As the train approached the present extremity or the road the timber appeared denser, and finally a virgin forest was reached, which is still untouched by the ax. An almost unbroken silence reigns in these woods. Except when the ax men and sawyers are at work, the only sound to be heard is tne soughing of the wind in the pine tops.
This is the Choctaw land. The graves of their people are scattered through the woods, and off to the south is the settlement where linger the last of the race. Nine miles to the southwest is Mandeville; seven miles due west are the Abita Springs, and two miles beyond and almost in the same straight line is Covington on the Tchefuncta.
Covington
The latter town is the objective point of the East Louisiana Railroad, towards which it will be pushed rapidly as soon as the busy summer months are passed. There are no obstacles in the way, the ground is level and firm, and ties are plentiful. By the time the writer had made an excursion to "Generelly Station," half a mile from the end of the road, the train had been loaded with its burden of logs which were rolled upon the trucks from the ramps. There were four or five logs to a truck.
Some idea of their size may be formed from the statement that one tree was estimated to weigh 10,000 pounds, being a spar 86 feet long and 18 inches at the top. It Is no unusual thing to haul 225 trees per day on the railroad. Last month the timber transported aggregated 1,500,000, and with good weather, the amount for August will foot up 2,000,000 feet.

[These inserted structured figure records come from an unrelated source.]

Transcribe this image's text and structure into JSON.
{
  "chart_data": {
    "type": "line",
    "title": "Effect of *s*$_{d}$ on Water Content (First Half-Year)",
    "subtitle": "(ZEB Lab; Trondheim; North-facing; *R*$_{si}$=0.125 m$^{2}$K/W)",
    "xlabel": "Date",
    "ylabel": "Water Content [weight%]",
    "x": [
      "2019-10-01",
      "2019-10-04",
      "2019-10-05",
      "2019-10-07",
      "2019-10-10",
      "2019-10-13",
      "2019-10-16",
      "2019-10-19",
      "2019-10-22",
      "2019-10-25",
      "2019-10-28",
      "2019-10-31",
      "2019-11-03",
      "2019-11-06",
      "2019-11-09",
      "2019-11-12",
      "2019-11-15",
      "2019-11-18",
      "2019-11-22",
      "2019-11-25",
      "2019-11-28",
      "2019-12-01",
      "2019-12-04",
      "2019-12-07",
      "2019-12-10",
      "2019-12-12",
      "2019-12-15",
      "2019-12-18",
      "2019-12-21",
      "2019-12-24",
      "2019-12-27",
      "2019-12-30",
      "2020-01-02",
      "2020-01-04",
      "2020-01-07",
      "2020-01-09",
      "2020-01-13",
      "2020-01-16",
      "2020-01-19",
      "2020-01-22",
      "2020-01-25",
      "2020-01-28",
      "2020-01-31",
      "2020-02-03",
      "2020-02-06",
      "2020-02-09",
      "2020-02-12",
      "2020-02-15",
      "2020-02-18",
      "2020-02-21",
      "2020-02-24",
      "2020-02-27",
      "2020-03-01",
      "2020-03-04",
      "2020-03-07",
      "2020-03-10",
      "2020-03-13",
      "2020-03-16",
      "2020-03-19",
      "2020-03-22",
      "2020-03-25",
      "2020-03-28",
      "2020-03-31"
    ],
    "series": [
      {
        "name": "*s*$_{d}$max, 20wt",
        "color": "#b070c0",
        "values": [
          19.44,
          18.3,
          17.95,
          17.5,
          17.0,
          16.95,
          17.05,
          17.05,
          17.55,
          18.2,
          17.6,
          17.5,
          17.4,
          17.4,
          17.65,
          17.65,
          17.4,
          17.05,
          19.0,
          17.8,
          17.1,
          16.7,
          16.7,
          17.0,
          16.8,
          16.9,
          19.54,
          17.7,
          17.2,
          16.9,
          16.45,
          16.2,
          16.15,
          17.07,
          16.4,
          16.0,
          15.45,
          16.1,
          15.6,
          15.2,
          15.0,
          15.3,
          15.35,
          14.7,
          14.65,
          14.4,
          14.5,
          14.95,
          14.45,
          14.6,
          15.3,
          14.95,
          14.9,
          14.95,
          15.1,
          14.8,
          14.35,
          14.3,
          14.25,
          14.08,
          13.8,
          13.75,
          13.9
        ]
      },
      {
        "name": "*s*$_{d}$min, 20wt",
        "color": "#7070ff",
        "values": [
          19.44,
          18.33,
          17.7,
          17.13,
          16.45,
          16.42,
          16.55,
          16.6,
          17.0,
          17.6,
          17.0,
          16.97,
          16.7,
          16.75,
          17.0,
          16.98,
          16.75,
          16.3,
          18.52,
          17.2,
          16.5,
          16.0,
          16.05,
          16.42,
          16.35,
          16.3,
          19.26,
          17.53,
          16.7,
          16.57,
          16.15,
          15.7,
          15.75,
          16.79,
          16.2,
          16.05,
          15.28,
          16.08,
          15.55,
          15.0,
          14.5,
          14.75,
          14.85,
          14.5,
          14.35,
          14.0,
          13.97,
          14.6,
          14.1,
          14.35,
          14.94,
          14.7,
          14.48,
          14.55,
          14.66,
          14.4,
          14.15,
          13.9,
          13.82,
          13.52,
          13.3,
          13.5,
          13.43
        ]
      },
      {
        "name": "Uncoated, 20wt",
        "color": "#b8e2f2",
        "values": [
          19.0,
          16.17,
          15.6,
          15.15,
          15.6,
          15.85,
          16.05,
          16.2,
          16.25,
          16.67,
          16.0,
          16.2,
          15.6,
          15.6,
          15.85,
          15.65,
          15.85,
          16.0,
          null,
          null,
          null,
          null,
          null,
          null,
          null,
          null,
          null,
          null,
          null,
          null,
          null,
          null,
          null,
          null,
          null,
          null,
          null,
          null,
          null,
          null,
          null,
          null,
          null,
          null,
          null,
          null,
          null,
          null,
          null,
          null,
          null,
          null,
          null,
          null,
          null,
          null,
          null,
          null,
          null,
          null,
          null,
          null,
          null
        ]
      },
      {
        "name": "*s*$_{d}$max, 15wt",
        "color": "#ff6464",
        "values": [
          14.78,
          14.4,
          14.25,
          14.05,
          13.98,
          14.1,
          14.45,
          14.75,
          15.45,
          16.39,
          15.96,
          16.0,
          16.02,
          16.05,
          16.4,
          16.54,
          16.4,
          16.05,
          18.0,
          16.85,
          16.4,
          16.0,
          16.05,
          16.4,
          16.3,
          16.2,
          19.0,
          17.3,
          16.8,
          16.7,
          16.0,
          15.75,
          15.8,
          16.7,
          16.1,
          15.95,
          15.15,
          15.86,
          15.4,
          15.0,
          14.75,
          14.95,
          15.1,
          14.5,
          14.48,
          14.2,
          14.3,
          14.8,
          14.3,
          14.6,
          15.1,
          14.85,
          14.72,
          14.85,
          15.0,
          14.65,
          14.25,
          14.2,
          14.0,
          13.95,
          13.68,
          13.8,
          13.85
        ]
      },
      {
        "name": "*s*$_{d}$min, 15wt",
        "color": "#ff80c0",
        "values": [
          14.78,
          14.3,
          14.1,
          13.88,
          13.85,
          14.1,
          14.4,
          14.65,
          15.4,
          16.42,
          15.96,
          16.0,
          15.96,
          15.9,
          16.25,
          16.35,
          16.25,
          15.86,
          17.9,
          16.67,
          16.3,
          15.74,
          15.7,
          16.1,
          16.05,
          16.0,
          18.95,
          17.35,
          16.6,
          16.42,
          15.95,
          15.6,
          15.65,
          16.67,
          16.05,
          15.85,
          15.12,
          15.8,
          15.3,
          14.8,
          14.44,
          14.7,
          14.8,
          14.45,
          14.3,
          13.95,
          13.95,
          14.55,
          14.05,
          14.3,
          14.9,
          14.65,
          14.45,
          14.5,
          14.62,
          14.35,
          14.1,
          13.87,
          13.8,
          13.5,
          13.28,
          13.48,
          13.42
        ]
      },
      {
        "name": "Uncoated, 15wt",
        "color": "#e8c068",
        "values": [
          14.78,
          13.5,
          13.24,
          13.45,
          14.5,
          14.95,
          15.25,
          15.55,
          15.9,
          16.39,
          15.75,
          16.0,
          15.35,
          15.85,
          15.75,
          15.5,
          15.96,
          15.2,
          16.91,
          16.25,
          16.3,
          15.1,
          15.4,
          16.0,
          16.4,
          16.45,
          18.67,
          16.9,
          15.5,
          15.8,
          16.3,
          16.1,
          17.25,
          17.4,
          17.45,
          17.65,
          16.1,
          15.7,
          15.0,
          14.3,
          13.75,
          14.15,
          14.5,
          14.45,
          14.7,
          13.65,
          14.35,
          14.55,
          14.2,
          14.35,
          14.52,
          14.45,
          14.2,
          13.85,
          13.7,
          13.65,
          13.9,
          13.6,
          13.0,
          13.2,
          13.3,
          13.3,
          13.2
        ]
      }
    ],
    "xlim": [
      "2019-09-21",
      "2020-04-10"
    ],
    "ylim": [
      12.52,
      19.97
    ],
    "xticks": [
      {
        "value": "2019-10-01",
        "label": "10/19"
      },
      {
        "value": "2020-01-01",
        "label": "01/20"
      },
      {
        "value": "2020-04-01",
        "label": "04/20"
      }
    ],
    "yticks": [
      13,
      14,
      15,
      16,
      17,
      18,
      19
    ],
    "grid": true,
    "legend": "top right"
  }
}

Train Trucks Filled With Logs
The "Pearl River," drawing the immense train of logs steamed off to the eastward at the rate of from 15 to 20 miles an hour, This speed is rendered practicable by the excellent condition of the roadbed. which requires very little ballasting: the ties are placed close together and are well laid. The road leads directly to the bank of Pearl River, and the trucks line up with a chute or sloping framework of legs very strongly constructed.
The process of unloading was very interesting. The logs once started from the trucks rolled down the inclined and dived into the river, raising a great commotion in the water and sending the spray high up into the air. The stream at that point is from twenty to thirty feed deep, and runs with a four mile current at high-water stage.
The logs, each bearing the owner's mark, float down the river for thirty five miles, and are arrested in their voyage at Pearlington, where the Poitevent & Favre Mill is situated. There they are converted into lumber of various kinds, at the rate of about 120,000 feet per day, and go out in this new form on the vessels of the company and foreign ships to the Gulf ports, Europe and other parts of the world.
Nearly 300 men are employed on the East Louisiana Railroad. The total length of track, including branches and switches, is about seventeen miles. The road is in excellent condition, fully equipped and in first class running order. The Poitevent & Favre tract of land, comprising some 75,000 acres, is bisected by the railroad, the sections on each side having an average width of about six miles.
By next spring the line will have been finished to Abita Springs and Covington.
President Galt, of the Queen and Crescent Railroad, (The Northeastern) is anxious to have the road completed to Abita Springs, which, he thinks, will attract many visitors from the North and West. He will make special rates over his road from Cincinatti and other Western cities. The trip from New Orleans to Abita by the Northeastern Railroad and East Louisiana Railroad will occupy less than two hours' time. It will be an easy matter for the residents of this city to visit daily the healthful pine woods of St. Tammany and profit by the medicinal and sanitary properties of the springs.
Railway connection between Abita and New Orleans, which has so often been discussed as a possibility of the future, is soon to be a fact, a reality.